Damian Lillard is off to a sensational start this season. Through eight games he’s averaged 32.8 points per game, a career-high by more than seven points and a mark second only to DeMar DeRozan this season. To go along with that scoring average, he’s posting career-highs in shooting percentage (inside the arc, from behind the 3-point line, and at the free throw line), rebounds, and free throw attempts per game.

His offensive efficiency and volume is up across the board and Lillard has been the driving force for Portland’s offense in a new way — literally by driving more. So far this season, Lillard is driving about three extra times per game — 12.6 per game, as opposed to 9.8 last season. He never had any trouble getting into the paint in the past but Lillard seems to have made it a focus this year to find more balance between attacking the rim and using the range on his jump shot to pick apart defenses.

As with any mode of offensive attack, usually doing something in greater quantity reduces efficiency. That has not been the case at all with Lillard’s dribble penetration. He’s shooting a career-high 72.7 percent on shots inside of two feet, also attempting them at the highest rate of his career. If you throw in the bump in his free throw rate — .494 this season, compared to .315 last year — you suddenly have one of the most efficient interior scorers in the league.

The graph below shows all players from this season and last who attempted at least 6.0 drives per game. They are charted by their drives per game and their average points per drive.

Obviously, there are a few outliers on the right side of the graph from early in this season, and we could probably assume that Lillard is a member of that group. Still, it’s remarkable to see, even for this small sample of the season, how he’s been able to drive so much more frequently and effectively. In case it isn’t clear on the draft, no one in this group is averaging more points per drive this season than Lillard.
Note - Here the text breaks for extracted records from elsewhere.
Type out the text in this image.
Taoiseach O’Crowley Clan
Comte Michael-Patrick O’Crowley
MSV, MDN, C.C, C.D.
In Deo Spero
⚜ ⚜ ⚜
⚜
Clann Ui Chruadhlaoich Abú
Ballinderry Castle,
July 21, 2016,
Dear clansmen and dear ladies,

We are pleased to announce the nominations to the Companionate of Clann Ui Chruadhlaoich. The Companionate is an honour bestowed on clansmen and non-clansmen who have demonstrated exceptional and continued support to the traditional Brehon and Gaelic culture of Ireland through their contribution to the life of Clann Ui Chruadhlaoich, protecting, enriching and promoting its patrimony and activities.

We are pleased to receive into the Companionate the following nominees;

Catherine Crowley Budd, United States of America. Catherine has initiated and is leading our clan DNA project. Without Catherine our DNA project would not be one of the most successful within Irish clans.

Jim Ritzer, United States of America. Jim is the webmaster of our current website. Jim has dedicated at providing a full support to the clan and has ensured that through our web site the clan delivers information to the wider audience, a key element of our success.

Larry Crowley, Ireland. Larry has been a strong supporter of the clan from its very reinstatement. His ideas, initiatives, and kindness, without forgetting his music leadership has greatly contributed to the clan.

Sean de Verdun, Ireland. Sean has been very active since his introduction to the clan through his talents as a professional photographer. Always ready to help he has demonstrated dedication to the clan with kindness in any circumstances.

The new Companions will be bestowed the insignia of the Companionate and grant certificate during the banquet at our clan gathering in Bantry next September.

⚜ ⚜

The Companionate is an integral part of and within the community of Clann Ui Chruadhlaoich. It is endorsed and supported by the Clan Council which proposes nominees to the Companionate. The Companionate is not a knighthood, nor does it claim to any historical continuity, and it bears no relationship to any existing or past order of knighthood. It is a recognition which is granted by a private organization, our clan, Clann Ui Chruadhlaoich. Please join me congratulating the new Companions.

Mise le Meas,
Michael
Even if Lillard were to regress some on both measures — frequency and efficiency — he would still be on track to be one of the most effective penetrators in the league this season. Some regression should be expected but there are other factors at play. This is the second season with CJ McCollum and Lillard starting together and their chemistry clearly continues to grow. The addition of Evan Turner also means Lillard is able to spend a little less time as the primary creator on offense and getting opportunities to attack a defense that has already been moved and isn’t necessarily keyed in on him pounding the ball at the top of the key.

Lillard and his Portland Trail Blazers still have plenty of defensive holes they’ll need to plug if they want to be considered legitimate contenders in the Western Conference. Still, a little more balance has really elevated Lillard’s production and catapulted him into the MVP conversation. If he can keep this up, it could be a special year for both him and his team.